A subtle point is that the ball bounces after entering a cell. The cell itself is visited before the direction changes. Any simulation that reflects first and then checks the position can produce incorrect answers.
Another subtle point is that the ball may enter a cycle that never contains the target cell. Since the motion is deterministic, once the same state appears again, the future repeats forever.
Consider:
2 4
start = (2,1), DR
target = (2,2)
The ball moves:
(2,1) -> (1,2) -> (2,3) -> (1,4) -> ...
Cell (2,2) is never visited. A simulation without cycle detection would run forever. The correct answer is -1.
Another easy mistake is counting bounces instead of counting bounces before reaching the target.
Example:
3 3
start = (1,3), UR
target = (2,2)
The ball first reaches (2,2) after bouncing once from the upper wall. The answer is 1. If we continue the simulation and count later bounces, the result becomes incorrect.
A third corner case occurs when the starting position already equals the target.
Example:
3 3
start = (2,2), DR
target = (2,2)
The answer is 0 because the ball is already there before any movement happens.
Approaches
A straightforward simulation follows the ball one step at a time. At each move we update the position, perform any necessary reflection, and count bounces.
This approach is correct because the motion rules are deterministic. The problem is that the ball may move for an extremely long time before repeating. Since dimensions can be as large as 25000, a pure step-by-step simulation could require millions of moves.
The key observation is that nothing interesting happens between bounces.
Suppose the ball is currently at (r,c) with some direction. Until it hits a wall, it simply follows a straight diagonal. During that segment, the row and column change by the same amount each step.
Instead of simulating every move, we can jump directly to the next bounce. Let
dr ∈ {+1,-1}
dc ∈ {+1,-1}
represent the current direction.
The distance to the next vertical wall is determined by dr:
if dr = +1: n - r
if dr = -1: r - 1
Similarly, the distance to the next horizontal wall is:
if dc = +1: m - c
if dc = -1: c - 1
The smaller of these two distances tells us how many diagonal steps remain before the next bounce event.
While travelling along this diagonal segment, the target is reached exactly when both row and column offsets match. We can test this algebraically without stepping through every intermediate cell.
After jumping to the bounce position, we flip the required direction components, increase the bounce counter, and continue.
The state of the system is:
(row, column, direction)
There are only 4nm possible states. Once a state repeats, the future trajectory repeats as well. Since the total nm across all tests is at most 5 · 10^4, storing visited states is easily affordable.

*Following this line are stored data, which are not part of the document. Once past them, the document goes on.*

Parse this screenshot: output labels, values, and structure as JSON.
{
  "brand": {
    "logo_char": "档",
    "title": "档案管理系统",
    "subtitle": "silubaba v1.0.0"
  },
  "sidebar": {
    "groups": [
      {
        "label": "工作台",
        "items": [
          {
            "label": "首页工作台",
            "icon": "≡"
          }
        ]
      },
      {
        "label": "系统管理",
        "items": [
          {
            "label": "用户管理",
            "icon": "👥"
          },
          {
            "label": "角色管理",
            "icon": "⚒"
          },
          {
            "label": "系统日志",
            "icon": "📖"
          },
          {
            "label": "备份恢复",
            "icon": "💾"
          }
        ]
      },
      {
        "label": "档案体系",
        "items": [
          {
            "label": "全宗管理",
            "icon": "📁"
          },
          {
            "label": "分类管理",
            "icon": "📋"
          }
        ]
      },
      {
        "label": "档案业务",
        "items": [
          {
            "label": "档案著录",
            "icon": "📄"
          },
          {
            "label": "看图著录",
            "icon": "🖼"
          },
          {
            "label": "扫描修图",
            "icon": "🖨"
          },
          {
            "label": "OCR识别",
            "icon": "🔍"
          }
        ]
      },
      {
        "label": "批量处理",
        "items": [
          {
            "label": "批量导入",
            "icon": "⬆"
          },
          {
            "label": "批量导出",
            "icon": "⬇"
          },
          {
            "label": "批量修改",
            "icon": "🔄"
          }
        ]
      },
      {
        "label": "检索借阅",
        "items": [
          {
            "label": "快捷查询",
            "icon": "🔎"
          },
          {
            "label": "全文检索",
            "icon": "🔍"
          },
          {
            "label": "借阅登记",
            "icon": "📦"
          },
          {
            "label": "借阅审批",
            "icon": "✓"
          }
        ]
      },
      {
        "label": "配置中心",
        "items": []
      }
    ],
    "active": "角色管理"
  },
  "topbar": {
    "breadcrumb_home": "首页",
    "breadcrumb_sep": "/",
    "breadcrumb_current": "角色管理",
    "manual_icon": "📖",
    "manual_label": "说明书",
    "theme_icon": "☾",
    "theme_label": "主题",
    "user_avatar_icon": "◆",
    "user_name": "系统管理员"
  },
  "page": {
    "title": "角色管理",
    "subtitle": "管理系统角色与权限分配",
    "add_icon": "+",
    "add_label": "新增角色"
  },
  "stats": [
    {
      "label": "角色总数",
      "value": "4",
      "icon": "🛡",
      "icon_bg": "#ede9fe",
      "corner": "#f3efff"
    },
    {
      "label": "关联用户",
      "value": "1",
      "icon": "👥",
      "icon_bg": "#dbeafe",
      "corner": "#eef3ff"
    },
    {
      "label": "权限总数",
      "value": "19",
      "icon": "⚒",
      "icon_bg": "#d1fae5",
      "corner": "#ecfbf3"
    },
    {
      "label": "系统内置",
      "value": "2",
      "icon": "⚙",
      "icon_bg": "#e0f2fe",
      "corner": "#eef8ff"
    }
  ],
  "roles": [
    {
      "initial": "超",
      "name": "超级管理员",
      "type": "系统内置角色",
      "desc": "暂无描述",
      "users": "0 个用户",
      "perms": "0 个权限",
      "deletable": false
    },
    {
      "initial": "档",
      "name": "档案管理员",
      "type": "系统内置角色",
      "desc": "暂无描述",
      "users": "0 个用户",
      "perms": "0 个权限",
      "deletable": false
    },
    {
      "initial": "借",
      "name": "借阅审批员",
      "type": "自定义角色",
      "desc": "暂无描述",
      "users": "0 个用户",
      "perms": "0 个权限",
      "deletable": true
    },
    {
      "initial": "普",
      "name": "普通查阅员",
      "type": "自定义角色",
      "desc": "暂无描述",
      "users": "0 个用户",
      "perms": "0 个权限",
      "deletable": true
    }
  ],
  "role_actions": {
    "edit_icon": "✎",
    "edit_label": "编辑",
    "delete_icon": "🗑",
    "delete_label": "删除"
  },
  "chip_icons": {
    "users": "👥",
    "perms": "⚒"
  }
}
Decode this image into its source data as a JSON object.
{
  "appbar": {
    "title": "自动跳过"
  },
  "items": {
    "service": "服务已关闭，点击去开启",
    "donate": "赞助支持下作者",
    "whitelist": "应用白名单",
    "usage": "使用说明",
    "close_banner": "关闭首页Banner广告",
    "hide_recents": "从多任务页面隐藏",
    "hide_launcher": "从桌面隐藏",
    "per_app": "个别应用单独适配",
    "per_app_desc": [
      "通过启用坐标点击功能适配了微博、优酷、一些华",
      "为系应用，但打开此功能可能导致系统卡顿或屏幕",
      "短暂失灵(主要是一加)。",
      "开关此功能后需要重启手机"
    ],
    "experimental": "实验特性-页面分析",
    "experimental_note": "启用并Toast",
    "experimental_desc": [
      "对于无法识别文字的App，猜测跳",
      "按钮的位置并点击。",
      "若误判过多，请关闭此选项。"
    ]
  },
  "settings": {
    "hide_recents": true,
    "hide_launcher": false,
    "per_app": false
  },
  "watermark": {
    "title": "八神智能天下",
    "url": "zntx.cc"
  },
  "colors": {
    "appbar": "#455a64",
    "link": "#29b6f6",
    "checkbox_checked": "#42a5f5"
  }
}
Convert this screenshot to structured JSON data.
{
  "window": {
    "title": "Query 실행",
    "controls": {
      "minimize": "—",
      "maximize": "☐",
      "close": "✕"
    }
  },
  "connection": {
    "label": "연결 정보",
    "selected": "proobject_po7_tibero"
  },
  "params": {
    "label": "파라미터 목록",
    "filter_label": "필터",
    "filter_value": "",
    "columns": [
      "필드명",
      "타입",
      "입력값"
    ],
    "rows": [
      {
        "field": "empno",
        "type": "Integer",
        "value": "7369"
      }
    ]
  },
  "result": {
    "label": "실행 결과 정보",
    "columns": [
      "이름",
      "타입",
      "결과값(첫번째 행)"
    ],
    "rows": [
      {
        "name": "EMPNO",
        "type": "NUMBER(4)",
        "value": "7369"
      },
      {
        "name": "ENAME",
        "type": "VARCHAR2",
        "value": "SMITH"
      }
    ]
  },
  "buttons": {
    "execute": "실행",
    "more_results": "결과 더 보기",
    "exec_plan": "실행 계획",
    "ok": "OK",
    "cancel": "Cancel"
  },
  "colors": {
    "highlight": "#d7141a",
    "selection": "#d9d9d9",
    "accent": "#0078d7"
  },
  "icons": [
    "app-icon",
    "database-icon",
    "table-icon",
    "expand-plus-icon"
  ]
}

| Approach | Time Complexity | Space Complexity | Verdict |
|---|---|---|---|
| Brute Force | O(number of moves) | O(1) | Too slow |
| Optimal | O(number of bounce states) ≤ O(nm) | O(nm) | Accepted |
Algorithm Walkthrough
- Convert the direction string into two components
dranddc, each equal to+1or-1. - If the starting cell already equals the target cell, return
0. - Maintain a set of visited states
(row, column, dr, dc). - Before processing a state, check whether it has already been seen. If it has, the trajectory has entered a cycle and the target will never be reached. Return
-1. - Compute the number of steps until the next vertical wall and the next horizontal wall.
- Let
kbe the smaller of those two values. The ball travels exactlykdiagonal steps before the next bounce event. - Check whether the target lies on this diagonal segment. Since both coordinates move linearly, the target is reached during the segment iff:
(i2 - row)has the same sign asdr,(j2 - col)has the same sign asdc,- and the required row and column offsets are equal.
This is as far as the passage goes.